Накапавшая с тряпки вода медленно пробирается по доскам. Щель в полу похожа на глубоководный желоб. Светлые пятнышки в нем – фонарики таинственных хищных рыб, удильщиков и черных живоглотов, состоящих из одной только голодной пасти. Теть Света вертит кастрюлю, рассматривая еще один скол – поменьше – и несколько длинных царапин.
– Ты что, по стройке с ней лазала? – спрашивает она. – Или по подвалам? Ты что, по подвалам с парнями шляешься, разносолы им там готовишь? Не смей врать! Хоть бы покраснела! В матери породу пошла… Ты им уже, наверное, не только…
«Кхы-кхы!» – громко говорит папа, и теть Света замолкает. Почти швыряет кастрюлю на стол рядом с раковиной. Яна приседает и отклоняется, прикрыв голову локтем.
– Не строй тут из себя! Кому надо тебя трогать? Тоже мне, обидели мышку, написали в норку! – Теть Света поворачивается к папе. – Ты так и собираешься молчать? Эта нагло врет прямо в лицо, шляется неизвестно с кем, продукты ворует! Скоро пить-курить начнет, а ты так и будешь молчать?
Папа вздыхает и затаптывает в пепельницу окурок.
– Пойдешь заберешь крышку, – говорит он. От неожиданности Яна поднимает голову, чтобы убедиться, что он и правда имеет в виду то, что сказал. Кажется, так и есть. Горбясь, Яна отворачивается к раковине. – Не забудь только извиниться, что заявилась в такое время. И скажи своим подружкам, что больше ты гулять с ними не будешь. – Он говорит ей в спину, пока Яна отжимает тряпку над недомытой посудой. До кухонного полотенца – только руку протянуть, но теть Света стоит слишком близко, и Яна, помедлив, просто вытирает руки о домашние штаны.
Глядя прямо перед собой, она идет в прихожую. Сует ноги в сапоги – так быстрее, – накидывает куртку. Она уже собирается выйти, когда теть Света выглядывает из кухни.
– Ты смотри, шустрая какая, уже оделась, – говорит она через плечо папе и поворачивается к Яне. – Ты куда это собралась на ночь глядя?
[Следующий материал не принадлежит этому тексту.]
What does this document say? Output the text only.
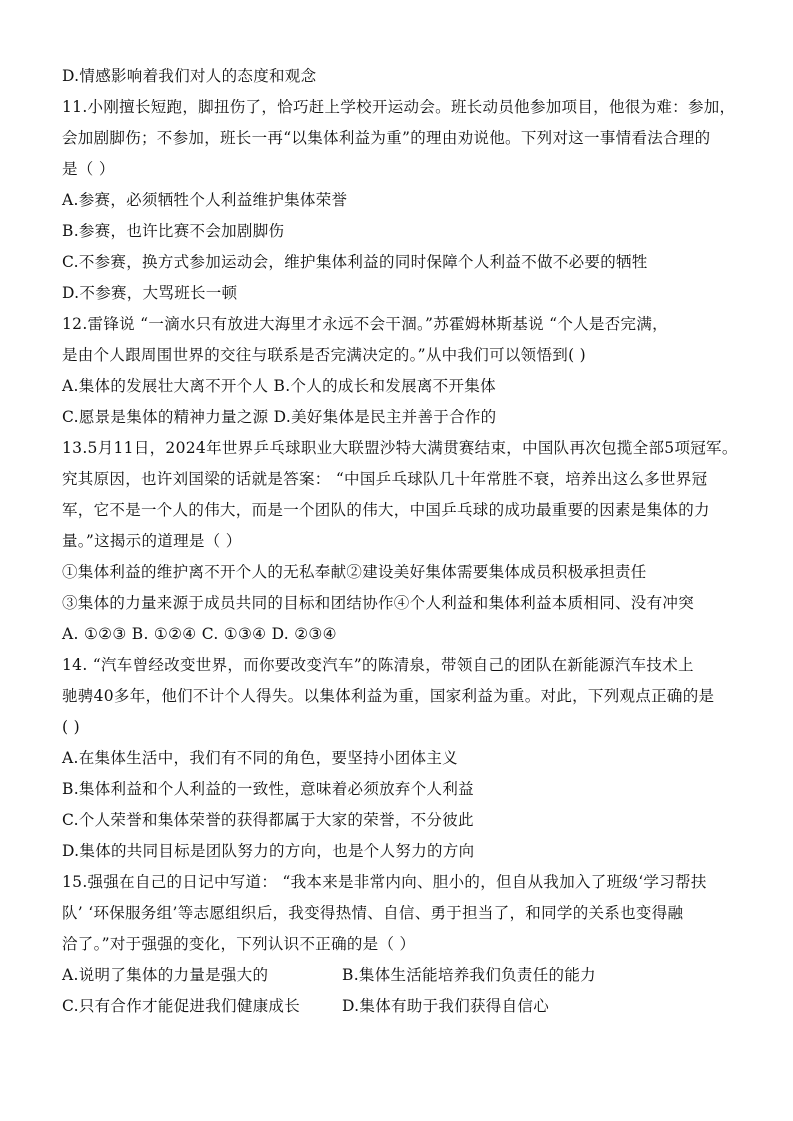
D.情感影响着我们对人的态度和观念
11.小刚擅长短跑，脚扭伤了，恰巧赶上学校开运动会。班长动员他参加项目，他很为难：参加，
会加剧脚伤；不参加，班长一再“以集体利益为重”的理由劝说他。下列对这一事情看法合理的
是（ ）
A.参赛，必须牺牲个人利益维护集体荣誉
B.参赛，也许比赛不会加剧脚伤
C.不参赛，换方式参加运动会，维护集体利益的同时保障个人利益不做不必要的牺牲
D.不参赛，大骂班长一顿
12.雷锋说 “一滴水只有放进大海里才永远不会干涸。”苏霍姆林斯基说 “个人是否完满，
是由个人跟周围世界的交往与联系是否完满决定的。”从中我们可以领悟到( )
A.集体的发展壮大离不开个人 B.个人的成长和发展离不开集体
C.愿景是集体的精神力量之源 D.美好集体是民主并善于合作的
13.5月11日，2024年世界乒乓球职业大联盟沙特大满贯赛结束，中国队再次包揽全部5项冠军。
究其原因，也许刘国梁的话就是答案： “中国乒乓球队几十年常胜不衰，培养出这么多世界冠
军，它不是一个人的伟大，而是一个团队的伟大，中国乒乓球的成功最重要的因素是集体的力
量。”这揭示的道理是（ ）
①集体利益的维护离不开个人的无私奉献②建设美好集体需要集体成员积极承担责任
③集体的力量来源于成员共同的目标和团结协作④个人利益和集体利益本质相同、没有冲突
A. ①②③ B. ①②④ C. ①③④ D. ②③④
14. “汽车曾经改变世界，而你要改变汽车”的陈清泉，带领自己的团队在新能源汽车技术上
驰骋40多年，他们不计个人得失。以集体利益为重，国家利益为重。对此，下列观点正确的是
( )
A.在集体生活中，我们有不同的角色，要坚持小团体主义
B.集体利益和个人利益的一致性，意味着必须放弃个人利益
C.个人荣誉和集体荣誉的获得都属于大家的荣誉，不分彼此
D.集体的共同目标是团队努力的方向，也是个人努力的方向
15.强强在自己的日记中写道： “我本来是非常内向、胆小的，但自从我加入了班级‘学习帮扶
队’ ‘环保服务组’等志愿组织后，我变得热情、自信、勇于担当了，和同学的关系也变得融
洽了。”对于强强的变化，下列认识不正确的是（ ）
A.说明了集体的力量是强大的	B.集体生活能培养我们负责任的能力
C.只有合作才能促进我们健康成长	D.集体有助于我们获得自信心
Но Яна уже почти за дверью и ничего не слышит – может ничего не услышать. Она аккуратно – чтобы не дай бог не хлопнуло оскорбительно на сквозняке – закрывает дверь. Со всхлипом втягивает пахнущий табаком и псиной воздух подъезда и медленно спускается, жадно вдыхая еще и еще, восполняя то ли минуты, то ли часы, протянувшиеся с тех пор, как обнаружилась пропажа.
На улице еще совсем светло, но чувствуется приближение вечера. Прохладный воздух стал изжелта-прозрачным. Одуряющее пахнет торфом и раздавленной ромашкой; тени отливают синевой, и редкие звуки, отдающие эхом, особенно значительны и необычно чисты. Мир превратился в акварельный намек на самого себя. На мгновение Яна замирает на крыльце, завороженная этой сквозящей расплывчатостью, а потом бегом огибает угол дома и пересекает пустырь. Разбуженные чайки белым вихрем поднимаются над помойкой; их голоса, обычно резкие и нахальные, кажутся прозрачными и далекими, как в кино.
Пригибаясь скорее по привычке (вряд ли кто-то посмотрит в окно), Яна выходит на безлюдную дорогу. Впереди, там, где между гаражами уже путаются сумерки, вспыхивает огонек сигареты. Он светится слишком низко – тот, кто там прячется, совсем маленького роста.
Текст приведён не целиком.